The Staphylococcus aureus clonal complex 8 (CC8) is made up of several subtypes with varying levels of clinical burden; from community-associated methicillin resistant S. aureus (CA-MRSA) USA300 strains to hospital-associated (HA-MRSA) USA500 strains and ancestral methicillin susceptible (MSSA) strains. This phenotypic distribution within a single clonal complex makes CC8 an ideal clade to study the emergence of mutations important for antibiotic resistance and community spread. Gene level analysis comparing USA300 against MSSA and HA-MRSA strains have revealed key horizontally acquired genes important for its rapid spread in the community. However, efforts to define the contributions of point mutations and indels have been confounded by strong linkage disequilibrium resulting from clonal propagation. To break down this confounding effect, we combined genetic association testing with a model of the transcriptional regulatory network (TRN) to find candidate mutations that may have led to changes in gene regulation. First, we used a De Bruijn graph genome-wide association study (DBGWAS) to enrich mutations unique to the USA300 lineages within CC8. Next, we reconstructed the TRN by using Independent Component Analysis on 670 RNA sequencing samples from USA300 and non-USA300 CC8 strains which predicted several genes with strain-specific altered expression patterns.
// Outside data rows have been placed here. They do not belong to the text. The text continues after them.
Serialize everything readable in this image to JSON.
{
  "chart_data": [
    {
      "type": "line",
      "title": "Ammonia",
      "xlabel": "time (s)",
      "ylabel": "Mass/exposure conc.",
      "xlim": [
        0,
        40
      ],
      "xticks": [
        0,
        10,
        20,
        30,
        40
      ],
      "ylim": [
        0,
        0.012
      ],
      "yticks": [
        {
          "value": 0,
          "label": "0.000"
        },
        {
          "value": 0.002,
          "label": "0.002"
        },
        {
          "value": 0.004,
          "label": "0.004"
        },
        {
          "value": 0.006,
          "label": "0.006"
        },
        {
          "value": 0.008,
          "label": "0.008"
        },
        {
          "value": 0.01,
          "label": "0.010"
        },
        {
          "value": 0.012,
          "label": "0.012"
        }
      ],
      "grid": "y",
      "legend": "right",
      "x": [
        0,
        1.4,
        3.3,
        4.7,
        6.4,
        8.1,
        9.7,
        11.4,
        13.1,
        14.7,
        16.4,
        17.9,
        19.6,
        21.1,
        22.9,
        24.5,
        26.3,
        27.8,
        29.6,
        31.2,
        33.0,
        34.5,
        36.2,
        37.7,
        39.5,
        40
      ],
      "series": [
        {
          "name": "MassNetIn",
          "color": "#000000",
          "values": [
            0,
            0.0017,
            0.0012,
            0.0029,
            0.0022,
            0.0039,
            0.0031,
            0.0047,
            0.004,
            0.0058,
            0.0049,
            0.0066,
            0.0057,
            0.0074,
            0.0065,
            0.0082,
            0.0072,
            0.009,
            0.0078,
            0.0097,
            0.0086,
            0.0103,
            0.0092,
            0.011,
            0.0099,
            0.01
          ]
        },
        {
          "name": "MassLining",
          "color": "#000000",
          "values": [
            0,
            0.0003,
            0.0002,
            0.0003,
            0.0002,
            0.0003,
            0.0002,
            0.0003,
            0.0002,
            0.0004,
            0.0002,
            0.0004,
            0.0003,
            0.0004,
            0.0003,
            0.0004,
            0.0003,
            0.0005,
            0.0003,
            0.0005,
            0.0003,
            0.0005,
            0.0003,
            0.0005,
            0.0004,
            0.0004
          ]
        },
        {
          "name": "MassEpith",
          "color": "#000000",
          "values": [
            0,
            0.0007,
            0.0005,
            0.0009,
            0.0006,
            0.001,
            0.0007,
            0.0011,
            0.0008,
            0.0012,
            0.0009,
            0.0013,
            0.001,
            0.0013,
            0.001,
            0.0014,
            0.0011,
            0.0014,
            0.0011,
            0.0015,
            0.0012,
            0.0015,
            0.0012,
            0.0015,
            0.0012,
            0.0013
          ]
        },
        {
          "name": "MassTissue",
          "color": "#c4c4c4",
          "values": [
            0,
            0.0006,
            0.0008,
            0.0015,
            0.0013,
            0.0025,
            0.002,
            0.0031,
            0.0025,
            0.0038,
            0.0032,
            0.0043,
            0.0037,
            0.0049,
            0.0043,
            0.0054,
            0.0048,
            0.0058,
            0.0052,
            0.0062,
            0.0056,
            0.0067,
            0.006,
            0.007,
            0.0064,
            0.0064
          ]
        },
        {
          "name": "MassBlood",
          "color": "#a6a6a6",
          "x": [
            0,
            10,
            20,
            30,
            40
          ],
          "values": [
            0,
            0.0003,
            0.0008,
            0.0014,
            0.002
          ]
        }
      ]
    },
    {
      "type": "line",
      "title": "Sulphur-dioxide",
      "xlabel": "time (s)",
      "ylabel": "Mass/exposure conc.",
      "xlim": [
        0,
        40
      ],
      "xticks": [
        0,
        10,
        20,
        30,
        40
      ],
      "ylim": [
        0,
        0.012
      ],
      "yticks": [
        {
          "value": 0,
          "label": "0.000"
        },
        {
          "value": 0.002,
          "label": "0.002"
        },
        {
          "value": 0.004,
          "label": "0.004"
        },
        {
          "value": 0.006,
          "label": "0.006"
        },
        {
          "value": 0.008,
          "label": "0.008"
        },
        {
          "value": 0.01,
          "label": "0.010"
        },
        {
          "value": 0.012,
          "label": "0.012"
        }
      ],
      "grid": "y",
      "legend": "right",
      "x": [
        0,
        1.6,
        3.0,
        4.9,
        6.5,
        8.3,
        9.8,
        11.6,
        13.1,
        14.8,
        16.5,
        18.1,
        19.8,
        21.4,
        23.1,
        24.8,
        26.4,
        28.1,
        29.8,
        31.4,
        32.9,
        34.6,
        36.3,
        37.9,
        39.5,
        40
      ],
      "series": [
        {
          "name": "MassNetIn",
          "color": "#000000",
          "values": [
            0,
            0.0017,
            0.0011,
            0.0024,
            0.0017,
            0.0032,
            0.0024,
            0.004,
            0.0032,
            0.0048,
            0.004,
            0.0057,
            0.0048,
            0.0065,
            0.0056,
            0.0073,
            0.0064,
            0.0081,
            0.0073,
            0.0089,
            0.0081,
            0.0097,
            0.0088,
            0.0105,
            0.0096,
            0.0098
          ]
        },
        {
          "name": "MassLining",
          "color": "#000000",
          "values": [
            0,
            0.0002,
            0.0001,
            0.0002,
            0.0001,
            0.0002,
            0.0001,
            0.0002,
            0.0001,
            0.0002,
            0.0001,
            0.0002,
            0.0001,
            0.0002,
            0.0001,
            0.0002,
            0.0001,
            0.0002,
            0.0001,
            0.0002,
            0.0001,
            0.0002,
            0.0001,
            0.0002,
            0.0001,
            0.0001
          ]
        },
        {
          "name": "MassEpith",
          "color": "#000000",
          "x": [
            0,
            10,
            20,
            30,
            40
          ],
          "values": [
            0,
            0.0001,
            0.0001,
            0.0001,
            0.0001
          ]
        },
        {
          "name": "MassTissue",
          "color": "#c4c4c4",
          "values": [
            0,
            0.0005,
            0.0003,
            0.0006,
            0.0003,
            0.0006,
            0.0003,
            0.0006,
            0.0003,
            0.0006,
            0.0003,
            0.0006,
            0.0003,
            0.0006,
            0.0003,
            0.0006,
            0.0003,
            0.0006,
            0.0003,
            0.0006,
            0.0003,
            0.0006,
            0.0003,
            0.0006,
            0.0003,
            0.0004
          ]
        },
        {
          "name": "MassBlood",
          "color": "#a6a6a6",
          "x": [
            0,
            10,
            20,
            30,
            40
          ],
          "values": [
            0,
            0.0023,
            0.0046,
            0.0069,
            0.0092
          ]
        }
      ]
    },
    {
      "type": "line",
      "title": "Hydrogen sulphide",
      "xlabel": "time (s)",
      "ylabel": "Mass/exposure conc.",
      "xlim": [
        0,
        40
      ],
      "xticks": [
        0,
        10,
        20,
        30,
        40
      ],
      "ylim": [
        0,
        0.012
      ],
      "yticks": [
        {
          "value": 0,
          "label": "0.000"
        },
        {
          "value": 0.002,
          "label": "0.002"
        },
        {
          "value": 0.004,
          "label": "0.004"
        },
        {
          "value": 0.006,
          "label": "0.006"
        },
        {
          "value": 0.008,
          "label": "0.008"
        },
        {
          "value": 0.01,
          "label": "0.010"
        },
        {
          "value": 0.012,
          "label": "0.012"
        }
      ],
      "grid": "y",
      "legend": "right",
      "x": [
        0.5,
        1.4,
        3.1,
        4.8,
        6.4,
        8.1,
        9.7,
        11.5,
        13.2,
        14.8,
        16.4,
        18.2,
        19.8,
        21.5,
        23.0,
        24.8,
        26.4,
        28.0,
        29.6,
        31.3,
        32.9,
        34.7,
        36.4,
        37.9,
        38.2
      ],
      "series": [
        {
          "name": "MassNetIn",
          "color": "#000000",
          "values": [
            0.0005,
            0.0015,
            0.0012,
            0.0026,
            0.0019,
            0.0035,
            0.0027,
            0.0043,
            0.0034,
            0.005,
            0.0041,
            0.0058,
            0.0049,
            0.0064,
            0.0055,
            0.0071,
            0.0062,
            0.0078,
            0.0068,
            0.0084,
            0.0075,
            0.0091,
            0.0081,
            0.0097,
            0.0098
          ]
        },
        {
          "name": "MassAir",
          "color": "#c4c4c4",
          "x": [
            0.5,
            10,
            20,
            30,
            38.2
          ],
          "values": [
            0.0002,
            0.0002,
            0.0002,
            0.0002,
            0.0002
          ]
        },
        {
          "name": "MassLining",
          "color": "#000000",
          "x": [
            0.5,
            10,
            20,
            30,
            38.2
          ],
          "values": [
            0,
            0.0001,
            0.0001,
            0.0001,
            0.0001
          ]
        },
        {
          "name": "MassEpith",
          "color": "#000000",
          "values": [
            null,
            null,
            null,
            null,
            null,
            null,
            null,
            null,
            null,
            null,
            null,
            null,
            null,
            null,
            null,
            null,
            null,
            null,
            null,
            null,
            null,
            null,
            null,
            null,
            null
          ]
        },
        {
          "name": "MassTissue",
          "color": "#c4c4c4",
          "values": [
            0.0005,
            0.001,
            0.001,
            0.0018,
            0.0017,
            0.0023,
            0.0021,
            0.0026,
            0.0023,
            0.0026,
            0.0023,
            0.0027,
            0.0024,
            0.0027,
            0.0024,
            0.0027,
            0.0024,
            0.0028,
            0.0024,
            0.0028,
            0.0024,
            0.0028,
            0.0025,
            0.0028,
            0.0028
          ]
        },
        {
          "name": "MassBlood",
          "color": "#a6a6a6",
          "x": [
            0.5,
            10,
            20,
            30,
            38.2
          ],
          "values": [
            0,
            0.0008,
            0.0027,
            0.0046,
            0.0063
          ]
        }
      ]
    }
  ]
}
Examination of the regulatory region of one of the genes enriched by both approaches, isdH, revealed a 38 base pair deletion containing a Fur binding site and a conserved Single Nucleotide Polymorphism (SNP) which likely led to the altered expression levels in USA300 strains. Taken together, our results demonstrate the utility of reconstructed TRNs to address the limits of genetic approaches when studying emerging pathogenic strains. ### Competing Interest Statement The authors have declared no competing interest.